During the past 12 months, email-borne threats were a top concern with nine out of ten organizations reportedly suffering at least one successful breach through email. Major inbound threats like ransomware were not handled well by email security solutions, researchers said.
Email-Borne Threats, Ransomware, Phishing, and BEC Persist in 2022
The persistence of phishing, business email compromise (BEC), and ransomware attacks has been notable during the past year, while email threats in general in 2022 waste time and create security vulnerabilities, the report says. Also, less than half of the surveyed organizations can successfully block the delivery of email threats. Furthermore, nine out of ten (89%) of organizations experienced at least one successful email breach during the past 12 months, eclipsing the results from 2019, the report states. With the number of email breaches almost doubling since 2019, the most frequently experienced method of compromise is Microsoft 365 credential compromise. “The mix of breaches attributed to email attacks is changing. In comparison to our previous survey, ransomware attacks increased by 71%, Microsoft 365 credential compromise attacks increased by 49%, and phishing attacks increased by 44%,” the report says.

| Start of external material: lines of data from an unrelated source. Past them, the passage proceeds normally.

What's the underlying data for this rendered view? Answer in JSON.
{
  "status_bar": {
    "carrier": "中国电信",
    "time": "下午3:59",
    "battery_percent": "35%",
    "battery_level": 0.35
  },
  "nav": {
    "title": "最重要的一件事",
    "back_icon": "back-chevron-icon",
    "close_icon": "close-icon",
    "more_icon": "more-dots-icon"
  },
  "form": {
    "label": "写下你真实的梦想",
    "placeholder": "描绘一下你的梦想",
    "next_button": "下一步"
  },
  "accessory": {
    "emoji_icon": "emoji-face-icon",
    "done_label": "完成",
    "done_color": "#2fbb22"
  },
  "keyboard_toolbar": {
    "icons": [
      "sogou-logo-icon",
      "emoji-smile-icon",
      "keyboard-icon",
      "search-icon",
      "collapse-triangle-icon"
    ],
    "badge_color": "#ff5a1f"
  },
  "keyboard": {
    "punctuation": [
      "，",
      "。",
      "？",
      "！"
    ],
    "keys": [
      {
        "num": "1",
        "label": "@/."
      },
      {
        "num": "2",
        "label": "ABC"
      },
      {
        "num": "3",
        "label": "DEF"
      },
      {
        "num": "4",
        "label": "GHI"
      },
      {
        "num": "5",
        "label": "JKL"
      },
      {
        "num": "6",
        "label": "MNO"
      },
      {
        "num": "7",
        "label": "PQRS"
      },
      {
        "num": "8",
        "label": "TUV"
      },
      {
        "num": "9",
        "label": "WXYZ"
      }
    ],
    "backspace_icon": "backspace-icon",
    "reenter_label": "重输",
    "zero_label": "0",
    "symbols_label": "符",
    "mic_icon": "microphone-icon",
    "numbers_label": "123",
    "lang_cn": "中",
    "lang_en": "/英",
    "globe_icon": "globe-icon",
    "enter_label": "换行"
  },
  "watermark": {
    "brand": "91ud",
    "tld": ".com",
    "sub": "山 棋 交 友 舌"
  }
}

Email Client Plug-ins, Employee Training Spike
Due to the number of suspicious email messages continuing to target organizations, half of the organizations surveyed are now using automated email client plug-ins for users to report suspicious activity, up 37% from 2019. Security operations center analysts (SOCs), email administrators as well as third-party security vendors are groups that receive the majority of user-submitted suspicious activity reports. Employee training about email threats is now offered to over 99% of organizations on an annual basis at the very least, the report says. One in seven organizations offers email threat training monthly, or even more frequently. The organization that offers this more frequently reduces the risk of phishing, BEC, and ransomware threats targeting employees and organizations, the report says. “More frequent training is also positively correlated with more messages being reported as suspicious,” and this has helped uncover more suspicious activity, the report says. On the other hand, only 22% of organizations analyze every reported message, instead opting to analyze just more than half.
Ineffective Defenses Persist
All the organizations surveyed have at least one additional security tool supplementing “basic” email protections offered by Microsoft 365, the report says. This includes Microsoft 365 Defender, security awareness training technology, third-party email gateways, or third-party anti-phishing add-ons, the report says. Another major vulnerability for organizations is “immature incident response workflows,” which ultimately increase costs. These costs include post-incident remediation, the need for more manual removal work, and time wasted on triaging messages flagged as suspicious. Furthermore, organizations can also face other costs such as alert fatigue, regulatory fines, loss of customer trust, and cybersecurity analyst turnover, the report says.
Organizations Need to Invest in a Layered Approach
A layered approach to detecting and neutralizing incoming threats but leveraging capabilities offered by a combination of Microsoft 365 and third-party defenses — along with employee training “in the art of detecting threats” — is the way forward, the report says. The second area of focus needs to be optimizing incident response processes that will reduce ongoing costs and ultimately the frequency of successful email attacks. Almost 80% of organizations surveyed do not have satisfactory measures in place, particularly not scrutinizing every user-reported suspicious message, which increases the likelihood of a successful breach, the report concluded.